Is Environmentally-Friendly Agriculture Less Profitable for Farmers? Evidence on Integrated Pest Management in Bangladesh
World Bank - Development Research Group (DECRG)
Craig M. Meisner
The World Bank
World Bank - Policy Research Department
September 24, 2004
World Bank Policy Research Working Paper No. 3417
Concerns about the sustainability of conventional agriculture have prompted widespread introduction of integrated pest management (IPM), an ecologically-based approach to control of harmful insects and weeds. IPM is intended to reduce ecological and health damage from chemical pesticides by using natural parasites and predators to control pest populations. Since chemical pesticides are expensive for poor farmers, IPM offers the prospect of lower production costs and higher profitability. However, adoption of IPM may reduce profitability if it also lowers overall productivity, or induces more intensive use of other production factors. On the other hand, IPM may actually promote more productive farming by encouraging more skillful use of available resources. Data scarcity has hindered a full accounting of IPM's impact on profitability, health, and local ecosystems.

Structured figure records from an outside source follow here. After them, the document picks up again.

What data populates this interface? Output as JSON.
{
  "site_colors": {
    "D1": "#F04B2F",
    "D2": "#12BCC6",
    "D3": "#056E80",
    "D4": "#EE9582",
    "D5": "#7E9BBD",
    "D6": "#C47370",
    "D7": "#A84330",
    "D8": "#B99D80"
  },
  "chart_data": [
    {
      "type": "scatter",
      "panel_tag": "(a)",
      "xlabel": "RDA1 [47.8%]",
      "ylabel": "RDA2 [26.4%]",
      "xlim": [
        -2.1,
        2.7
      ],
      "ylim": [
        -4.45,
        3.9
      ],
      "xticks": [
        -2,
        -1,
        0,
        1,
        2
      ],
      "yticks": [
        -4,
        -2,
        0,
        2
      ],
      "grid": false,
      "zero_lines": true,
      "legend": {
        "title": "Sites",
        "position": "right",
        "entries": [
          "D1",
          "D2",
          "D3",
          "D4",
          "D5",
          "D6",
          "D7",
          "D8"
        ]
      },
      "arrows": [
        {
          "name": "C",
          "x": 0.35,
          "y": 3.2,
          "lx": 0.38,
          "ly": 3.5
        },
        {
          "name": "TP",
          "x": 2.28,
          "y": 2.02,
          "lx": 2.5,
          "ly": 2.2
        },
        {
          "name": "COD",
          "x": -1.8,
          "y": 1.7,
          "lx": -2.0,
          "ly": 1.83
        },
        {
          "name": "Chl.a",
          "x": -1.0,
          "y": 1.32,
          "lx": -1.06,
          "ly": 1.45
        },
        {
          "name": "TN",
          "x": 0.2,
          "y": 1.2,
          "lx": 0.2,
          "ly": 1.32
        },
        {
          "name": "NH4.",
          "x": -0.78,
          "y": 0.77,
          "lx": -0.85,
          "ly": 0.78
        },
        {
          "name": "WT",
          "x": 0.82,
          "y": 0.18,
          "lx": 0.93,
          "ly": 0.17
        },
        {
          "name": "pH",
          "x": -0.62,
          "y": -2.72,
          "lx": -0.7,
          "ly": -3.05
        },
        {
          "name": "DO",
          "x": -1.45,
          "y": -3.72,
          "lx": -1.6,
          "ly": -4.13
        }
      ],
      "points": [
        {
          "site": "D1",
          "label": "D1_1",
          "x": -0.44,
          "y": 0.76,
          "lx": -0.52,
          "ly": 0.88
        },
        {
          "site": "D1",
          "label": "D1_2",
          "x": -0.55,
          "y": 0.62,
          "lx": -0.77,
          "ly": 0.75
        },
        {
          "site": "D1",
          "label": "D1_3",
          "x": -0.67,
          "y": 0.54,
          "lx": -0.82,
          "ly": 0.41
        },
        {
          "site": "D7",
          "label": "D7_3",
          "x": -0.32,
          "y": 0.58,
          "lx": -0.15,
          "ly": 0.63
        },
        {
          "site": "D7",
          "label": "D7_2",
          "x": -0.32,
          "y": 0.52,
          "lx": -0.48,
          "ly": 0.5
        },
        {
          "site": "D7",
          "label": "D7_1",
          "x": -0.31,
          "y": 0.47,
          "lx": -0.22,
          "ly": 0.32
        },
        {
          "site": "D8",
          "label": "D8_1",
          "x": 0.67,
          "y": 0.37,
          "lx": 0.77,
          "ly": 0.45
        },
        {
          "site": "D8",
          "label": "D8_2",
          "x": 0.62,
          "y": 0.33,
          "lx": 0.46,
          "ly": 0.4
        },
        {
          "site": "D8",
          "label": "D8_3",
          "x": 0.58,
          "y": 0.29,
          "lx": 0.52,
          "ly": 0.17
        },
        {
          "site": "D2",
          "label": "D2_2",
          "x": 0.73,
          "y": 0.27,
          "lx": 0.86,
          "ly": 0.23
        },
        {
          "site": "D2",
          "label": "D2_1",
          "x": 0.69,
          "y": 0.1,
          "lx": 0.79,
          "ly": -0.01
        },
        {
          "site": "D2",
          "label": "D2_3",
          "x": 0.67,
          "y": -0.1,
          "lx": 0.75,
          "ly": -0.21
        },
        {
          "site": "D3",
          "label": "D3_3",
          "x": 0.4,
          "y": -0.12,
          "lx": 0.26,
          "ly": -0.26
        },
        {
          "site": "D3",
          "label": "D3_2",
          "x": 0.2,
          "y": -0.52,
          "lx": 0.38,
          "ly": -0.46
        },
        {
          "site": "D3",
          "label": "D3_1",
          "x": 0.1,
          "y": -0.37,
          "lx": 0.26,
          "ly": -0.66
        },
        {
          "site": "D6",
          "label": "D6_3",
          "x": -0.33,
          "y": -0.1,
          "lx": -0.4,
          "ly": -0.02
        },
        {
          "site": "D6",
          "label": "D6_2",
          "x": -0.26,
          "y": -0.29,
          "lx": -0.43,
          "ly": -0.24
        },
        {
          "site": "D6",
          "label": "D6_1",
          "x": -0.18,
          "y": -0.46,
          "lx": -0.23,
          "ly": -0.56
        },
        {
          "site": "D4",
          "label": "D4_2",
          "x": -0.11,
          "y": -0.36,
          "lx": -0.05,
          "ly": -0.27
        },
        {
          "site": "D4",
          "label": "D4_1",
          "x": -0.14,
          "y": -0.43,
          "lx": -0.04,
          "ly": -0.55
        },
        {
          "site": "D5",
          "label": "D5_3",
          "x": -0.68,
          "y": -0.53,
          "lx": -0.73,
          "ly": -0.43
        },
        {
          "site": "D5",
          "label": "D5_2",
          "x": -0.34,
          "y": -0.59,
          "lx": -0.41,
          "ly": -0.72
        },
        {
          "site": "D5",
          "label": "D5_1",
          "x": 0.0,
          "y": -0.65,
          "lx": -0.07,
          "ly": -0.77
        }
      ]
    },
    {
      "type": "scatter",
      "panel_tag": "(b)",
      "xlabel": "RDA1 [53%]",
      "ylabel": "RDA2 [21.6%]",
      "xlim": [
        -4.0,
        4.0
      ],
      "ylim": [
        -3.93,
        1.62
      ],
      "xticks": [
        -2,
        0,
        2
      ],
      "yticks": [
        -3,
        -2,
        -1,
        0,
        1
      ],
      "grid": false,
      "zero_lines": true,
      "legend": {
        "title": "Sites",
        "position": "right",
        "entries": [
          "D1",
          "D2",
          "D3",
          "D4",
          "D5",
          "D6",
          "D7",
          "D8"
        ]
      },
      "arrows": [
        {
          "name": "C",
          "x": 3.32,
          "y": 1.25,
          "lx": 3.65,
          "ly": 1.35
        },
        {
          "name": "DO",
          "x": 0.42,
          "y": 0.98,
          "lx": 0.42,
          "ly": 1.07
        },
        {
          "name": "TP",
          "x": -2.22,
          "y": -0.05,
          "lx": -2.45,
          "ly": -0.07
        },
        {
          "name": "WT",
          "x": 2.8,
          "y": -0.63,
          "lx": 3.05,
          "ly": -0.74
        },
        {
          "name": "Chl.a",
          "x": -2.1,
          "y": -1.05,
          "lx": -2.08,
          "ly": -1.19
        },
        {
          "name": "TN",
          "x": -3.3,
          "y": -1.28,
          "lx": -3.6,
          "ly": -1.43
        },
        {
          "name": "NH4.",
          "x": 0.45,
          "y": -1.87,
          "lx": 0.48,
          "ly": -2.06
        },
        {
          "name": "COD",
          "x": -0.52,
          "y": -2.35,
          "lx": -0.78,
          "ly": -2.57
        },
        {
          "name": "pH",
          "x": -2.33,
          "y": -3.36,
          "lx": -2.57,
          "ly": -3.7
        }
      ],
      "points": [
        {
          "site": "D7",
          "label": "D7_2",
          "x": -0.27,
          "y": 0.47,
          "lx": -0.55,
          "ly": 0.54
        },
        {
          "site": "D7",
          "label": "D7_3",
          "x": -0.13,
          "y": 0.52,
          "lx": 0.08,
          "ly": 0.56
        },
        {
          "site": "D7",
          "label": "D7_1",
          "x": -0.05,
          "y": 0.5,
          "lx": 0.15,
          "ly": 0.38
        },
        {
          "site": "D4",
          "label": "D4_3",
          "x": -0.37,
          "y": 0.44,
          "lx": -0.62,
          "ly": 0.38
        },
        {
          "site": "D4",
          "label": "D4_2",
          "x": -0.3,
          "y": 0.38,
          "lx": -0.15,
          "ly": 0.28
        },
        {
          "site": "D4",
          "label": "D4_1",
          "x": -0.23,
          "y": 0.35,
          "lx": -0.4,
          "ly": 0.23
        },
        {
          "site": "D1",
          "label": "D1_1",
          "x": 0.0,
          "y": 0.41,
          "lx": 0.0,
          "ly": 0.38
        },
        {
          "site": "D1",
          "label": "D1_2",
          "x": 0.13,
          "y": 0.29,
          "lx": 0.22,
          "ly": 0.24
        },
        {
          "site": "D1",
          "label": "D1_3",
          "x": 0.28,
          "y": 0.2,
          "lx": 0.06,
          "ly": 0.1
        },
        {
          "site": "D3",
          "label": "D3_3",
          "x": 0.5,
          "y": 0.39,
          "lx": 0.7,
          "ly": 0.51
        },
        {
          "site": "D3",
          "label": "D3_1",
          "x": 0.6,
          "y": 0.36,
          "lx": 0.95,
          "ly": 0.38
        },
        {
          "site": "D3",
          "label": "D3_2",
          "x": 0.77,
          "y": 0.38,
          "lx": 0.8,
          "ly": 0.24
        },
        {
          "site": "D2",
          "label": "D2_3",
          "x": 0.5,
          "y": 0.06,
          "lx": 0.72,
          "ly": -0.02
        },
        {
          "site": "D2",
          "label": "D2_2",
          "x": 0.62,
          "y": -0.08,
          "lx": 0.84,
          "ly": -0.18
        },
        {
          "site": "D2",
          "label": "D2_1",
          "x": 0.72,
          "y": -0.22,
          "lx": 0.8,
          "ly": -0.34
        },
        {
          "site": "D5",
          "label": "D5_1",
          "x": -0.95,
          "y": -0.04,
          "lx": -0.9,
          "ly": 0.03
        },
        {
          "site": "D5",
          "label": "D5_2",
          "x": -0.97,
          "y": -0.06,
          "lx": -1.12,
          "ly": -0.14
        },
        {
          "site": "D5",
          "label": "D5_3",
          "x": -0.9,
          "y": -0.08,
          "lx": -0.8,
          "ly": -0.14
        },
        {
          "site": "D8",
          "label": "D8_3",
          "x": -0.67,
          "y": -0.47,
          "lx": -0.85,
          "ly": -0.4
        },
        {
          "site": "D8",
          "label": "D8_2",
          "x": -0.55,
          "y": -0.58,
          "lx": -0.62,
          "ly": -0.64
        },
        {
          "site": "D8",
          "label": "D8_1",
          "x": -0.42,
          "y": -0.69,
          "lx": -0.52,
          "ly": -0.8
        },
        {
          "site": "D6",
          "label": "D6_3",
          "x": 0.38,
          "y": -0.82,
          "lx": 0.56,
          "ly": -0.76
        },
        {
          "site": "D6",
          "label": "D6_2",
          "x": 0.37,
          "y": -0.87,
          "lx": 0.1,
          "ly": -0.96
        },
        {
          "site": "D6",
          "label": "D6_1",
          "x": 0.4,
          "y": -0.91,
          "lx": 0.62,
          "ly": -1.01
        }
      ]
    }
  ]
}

Using new survey data, Dasgupta, Meisner and Wheeler attempt such an accounting for rice farmers in Bangladesh. They compare outcomes for farming with IPM and conventional techniques, using input-use accounting, conventional production functions, and frontier production estimation. All of their results suggest that the productivity of IPM rice farming is not significantly different from the productivity of conventional farming. Since IPM reduces pesticide costs with no countervailing loss in production, it appears to be more profitable than conventional rice farming. The interview results also suggest substantial health and ecological benefits. However, externality problems make it difficult for farmers to adopt IPM individually. Without collective adoption, neighbors' continued reliance on chemicals to kill pests will also kill helpful parasites and predators, as well as exposing IPM farmers and local ecosystems to chemical spillovers from adjoining fields. Successful IPM adoption may therefore depend on institutional support for collective action.
This paper - a product of the Infrastructure and Environment Team, Development Research Group - is part of a larger effort in the group to understand the economics of pesticide contamination in developing countries.